Come on, do you really think that you can't find any single male out there so you take an easy way by stealing another woman husband?

There's a lot of single guys out there you fall in love and can't live without but you choose the unavailable guy by saying that you are crazy head over heel about him.

Love might be blind but not that blind by doing everything (even the worst possible way to have the love of your life by all cause)

Honey, you might think that you won the battle since you got the prize (the married man) and happily married. To celebrate your victory then you decided to announce it public in every social media you have and the world just have to accept the fact. 

Oh dear, you're definitely clueless if you really think like that. 

Listen when you steal another woman husband, you're not just hurt that woman but you're also hurt her family (pretty sure she have group of people who care deeply for her like her parents (father and mother), sibling (brother and sister), her relative, her friends, her best friend.

Most of all, I bet it didn't cross your mind that somewhere near future that he actually would do the same thing to you like he did before to his wife. 

Come on, he cheated on his wife so he can make a new life to be with you and didn't occur to you that he would cheat on you to be with someone new.

I don't believe in karma. I believe when we did good deeds to other, we will receive good deeds too. The same thing when we did bad deeds to other, soon or later we will receive the bad deeds.

You will reap what you sow means:
  • Everything that you do has repercussions. It comes back to you one way or another. 
  • You cannot escape the consequences of your actions. What you do comes back to you. 
  • you will see the long term effect of your actions
  • What goes around comes around. 
Anyway back to the main focus, I want to share. 

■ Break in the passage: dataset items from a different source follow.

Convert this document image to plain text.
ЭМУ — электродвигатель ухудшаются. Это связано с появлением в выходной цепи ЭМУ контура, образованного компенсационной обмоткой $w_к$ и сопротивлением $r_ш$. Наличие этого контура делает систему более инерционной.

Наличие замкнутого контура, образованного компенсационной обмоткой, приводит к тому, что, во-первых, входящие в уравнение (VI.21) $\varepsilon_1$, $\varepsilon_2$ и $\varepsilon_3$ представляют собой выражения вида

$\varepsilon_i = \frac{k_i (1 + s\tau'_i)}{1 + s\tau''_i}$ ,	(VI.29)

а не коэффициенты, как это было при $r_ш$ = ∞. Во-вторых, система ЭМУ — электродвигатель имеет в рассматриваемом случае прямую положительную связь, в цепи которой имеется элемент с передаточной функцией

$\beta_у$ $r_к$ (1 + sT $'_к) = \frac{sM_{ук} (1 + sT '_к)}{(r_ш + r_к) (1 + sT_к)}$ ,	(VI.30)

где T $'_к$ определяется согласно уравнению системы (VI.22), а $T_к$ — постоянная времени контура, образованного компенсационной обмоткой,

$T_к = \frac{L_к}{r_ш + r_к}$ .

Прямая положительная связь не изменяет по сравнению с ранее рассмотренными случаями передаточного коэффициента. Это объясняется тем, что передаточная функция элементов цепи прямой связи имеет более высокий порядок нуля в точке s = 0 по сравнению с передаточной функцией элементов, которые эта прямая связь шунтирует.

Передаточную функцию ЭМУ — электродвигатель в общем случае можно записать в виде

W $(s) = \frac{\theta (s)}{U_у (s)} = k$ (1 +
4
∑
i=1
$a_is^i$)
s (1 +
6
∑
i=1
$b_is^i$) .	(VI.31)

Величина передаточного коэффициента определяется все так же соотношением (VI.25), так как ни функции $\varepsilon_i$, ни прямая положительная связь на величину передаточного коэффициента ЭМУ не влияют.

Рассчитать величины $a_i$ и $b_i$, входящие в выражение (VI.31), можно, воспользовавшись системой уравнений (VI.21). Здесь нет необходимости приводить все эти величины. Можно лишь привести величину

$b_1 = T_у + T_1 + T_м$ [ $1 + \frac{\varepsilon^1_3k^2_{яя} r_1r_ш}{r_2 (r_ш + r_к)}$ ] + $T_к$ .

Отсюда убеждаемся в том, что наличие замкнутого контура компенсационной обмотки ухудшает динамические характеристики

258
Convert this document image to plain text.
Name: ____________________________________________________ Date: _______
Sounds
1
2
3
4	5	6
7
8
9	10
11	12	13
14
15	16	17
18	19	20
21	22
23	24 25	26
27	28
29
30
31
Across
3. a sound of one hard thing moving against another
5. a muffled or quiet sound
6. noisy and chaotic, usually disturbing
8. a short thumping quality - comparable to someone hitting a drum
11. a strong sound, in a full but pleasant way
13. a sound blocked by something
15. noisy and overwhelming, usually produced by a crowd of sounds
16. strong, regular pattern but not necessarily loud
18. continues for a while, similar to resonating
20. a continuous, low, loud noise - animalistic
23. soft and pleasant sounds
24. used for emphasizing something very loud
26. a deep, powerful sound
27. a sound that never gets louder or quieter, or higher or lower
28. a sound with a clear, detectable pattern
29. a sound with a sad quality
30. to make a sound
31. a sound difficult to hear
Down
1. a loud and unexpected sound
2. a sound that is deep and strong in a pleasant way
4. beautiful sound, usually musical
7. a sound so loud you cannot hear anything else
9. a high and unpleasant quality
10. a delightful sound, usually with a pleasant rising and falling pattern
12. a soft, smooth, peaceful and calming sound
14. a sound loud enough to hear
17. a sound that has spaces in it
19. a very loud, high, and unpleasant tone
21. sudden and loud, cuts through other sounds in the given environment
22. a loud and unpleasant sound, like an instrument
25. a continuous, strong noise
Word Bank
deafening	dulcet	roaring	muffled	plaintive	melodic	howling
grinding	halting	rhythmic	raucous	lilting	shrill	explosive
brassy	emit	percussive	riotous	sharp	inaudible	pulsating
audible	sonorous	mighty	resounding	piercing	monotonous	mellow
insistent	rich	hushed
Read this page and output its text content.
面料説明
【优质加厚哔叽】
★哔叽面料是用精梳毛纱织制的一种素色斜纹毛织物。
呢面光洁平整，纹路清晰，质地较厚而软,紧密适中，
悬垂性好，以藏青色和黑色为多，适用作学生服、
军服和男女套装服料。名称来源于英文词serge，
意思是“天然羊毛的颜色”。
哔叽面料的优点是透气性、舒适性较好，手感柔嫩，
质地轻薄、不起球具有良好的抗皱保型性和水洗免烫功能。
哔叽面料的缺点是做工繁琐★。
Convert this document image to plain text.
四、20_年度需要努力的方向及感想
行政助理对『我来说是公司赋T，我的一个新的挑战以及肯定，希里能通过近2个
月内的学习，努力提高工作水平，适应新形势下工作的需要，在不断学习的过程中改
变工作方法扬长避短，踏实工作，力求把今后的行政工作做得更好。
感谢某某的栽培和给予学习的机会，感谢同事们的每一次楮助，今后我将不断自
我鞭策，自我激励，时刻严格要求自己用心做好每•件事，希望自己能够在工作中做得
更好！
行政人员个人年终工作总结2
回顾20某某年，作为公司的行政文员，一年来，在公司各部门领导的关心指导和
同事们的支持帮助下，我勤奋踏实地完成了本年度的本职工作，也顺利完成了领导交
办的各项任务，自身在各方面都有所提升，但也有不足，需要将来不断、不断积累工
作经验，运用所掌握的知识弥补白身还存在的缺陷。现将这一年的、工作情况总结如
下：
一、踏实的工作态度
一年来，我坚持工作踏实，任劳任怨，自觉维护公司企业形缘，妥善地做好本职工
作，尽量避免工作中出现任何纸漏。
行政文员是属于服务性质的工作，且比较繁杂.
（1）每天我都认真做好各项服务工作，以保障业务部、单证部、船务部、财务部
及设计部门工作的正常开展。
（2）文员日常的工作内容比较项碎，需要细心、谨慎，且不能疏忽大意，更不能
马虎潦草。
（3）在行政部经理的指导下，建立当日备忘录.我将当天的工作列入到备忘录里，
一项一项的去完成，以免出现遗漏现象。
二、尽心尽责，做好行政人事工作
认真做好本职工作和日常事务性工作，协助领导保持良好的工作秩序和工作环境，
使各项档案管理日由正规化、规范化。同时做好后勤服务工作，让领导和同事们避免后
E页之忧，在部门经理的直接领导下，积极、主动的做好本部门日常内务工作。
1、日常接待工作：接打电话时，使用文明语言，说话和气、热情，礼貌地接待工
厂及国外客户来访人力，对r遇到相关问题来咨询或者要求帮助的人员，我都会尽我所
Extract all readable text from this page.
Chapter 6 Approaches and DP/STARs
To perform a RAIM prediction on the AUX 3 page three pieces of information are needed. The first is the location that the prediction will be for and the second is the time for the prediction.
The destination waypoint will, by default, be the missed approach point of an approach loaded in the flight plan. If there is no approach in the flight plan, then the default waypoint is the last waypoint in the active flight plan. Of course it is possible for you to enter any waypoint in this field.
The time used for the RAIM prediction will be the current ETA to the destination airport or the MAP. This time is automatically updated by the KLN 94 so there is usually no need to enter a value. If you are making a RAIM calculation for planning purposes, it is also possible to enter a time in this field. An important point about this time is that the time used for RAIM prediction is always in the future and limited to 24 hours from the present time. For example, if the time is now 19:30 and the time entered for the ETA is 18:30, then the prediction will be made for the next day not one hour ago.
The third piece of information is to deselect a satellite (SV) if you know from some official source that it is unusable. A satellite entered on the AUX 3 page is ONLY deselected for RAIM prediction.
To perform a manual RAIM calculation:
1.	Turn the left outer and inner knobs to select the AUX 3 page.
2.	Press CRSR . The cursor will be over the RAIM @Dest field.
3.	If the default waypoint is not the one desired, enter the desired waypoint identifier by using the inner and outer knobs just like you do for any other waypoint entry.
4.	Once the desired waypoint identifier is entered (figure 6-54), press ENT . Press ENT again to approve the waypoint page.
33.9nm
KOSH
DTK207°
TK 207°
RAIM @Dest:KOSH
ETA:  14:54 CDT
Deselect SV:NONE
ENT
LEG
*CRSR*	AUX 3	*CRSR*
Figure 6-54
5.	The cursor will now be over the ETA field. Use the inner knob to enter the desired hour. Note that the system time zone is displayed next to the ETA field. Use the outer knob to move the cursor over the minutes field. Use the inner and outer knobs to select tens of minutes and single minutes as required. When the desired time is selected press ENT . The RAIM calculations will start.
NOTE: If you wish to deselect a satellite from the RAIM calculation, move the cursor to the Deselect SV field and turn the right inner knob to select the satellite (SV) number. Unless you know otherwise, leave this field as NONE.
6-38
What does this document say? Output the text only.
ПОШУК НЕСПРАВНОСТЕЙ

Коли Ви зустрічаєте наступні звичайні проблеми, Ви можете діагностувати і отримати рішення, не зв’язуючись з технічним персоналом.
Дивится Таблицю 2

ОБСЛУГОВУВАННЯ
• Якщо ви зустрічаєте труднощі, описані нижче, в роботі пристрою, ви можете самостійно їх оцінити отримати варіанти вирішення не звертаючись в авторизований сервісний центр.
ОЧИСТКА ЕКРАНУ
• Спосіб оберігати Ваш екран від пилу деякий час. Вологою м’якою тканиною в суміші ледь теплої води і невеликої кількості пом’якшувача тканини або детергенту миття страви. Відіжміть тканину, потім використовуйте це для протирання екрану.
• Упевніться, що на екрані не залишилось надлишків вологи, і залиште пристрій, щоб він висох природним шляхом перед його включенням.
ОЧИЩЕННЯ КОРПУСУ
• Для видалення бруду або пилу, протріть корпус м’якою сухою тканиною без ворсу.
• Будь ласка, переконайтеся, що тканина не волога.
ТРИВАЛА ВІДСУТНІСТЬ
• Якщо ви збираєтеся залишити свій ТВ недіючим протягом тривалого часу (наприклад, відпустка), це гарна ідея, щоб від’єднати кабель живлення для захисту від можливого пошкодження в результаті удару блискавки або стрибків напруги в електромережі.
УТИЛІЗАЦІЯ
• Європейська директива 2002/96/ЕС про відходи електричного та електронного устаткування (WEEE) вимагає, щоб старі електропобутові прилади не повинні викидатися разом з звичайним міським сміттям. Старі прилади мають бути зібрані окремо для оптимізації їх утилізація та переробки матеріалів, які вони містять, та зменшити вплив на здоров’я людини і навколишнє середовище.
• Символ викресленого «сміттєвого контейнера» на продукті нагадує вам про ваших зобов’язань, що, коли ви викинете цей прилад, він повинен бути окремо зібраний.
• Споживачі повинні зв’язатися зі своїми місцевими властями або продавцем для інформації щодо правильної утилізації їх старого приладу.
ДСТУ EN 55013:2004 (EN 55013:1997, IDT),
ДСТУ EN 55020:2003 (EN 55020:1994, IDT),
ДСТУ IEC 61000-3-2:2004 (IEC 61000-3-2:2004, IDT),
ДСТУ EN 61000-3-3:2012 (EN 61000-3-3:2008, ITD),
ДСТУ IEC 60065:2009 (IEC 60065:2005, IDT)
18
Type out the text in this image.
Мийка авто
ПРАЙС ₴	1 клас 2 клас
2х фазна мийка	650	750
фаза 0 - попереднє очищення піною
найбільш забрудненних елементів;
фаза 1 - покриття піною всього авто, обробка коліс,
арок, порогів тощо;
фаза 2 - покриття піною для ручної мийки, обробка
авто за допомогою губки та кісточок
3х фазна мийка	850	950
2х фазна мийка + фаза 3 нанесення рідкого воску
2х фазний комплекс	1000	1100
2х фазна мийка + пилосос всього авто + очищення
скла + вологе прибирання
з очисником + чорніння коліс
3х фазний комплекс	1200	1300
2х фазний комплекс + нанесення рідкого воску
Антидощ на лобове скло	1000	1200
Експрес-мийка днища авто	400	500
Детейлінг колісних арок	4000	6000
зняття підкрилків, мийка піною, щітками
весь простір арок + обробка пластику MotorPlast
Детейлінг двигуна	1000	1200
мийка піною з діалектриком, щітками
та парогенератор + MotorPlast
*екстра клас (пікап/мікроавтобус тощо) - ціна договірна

Is it wrong if someone shares their partner infidelity in their social media? Is it wrong to shares the proof of their partner infidelity for everyone to know?

HELL NO

It's not disgrace/dishonor/stigma. 

They were telling the truth and expose the fact about the shitiest thing their partner doing (their partner infidelity) 

The one whose should be the shame if the fact proof does come out are their partner.

They already suffer enough about their partner, don't make it even worse by saying if they post it in social media means they are doing disgrace.

Just be a decent human being. Showing some empathy and sympathy doesn't cost you nothing.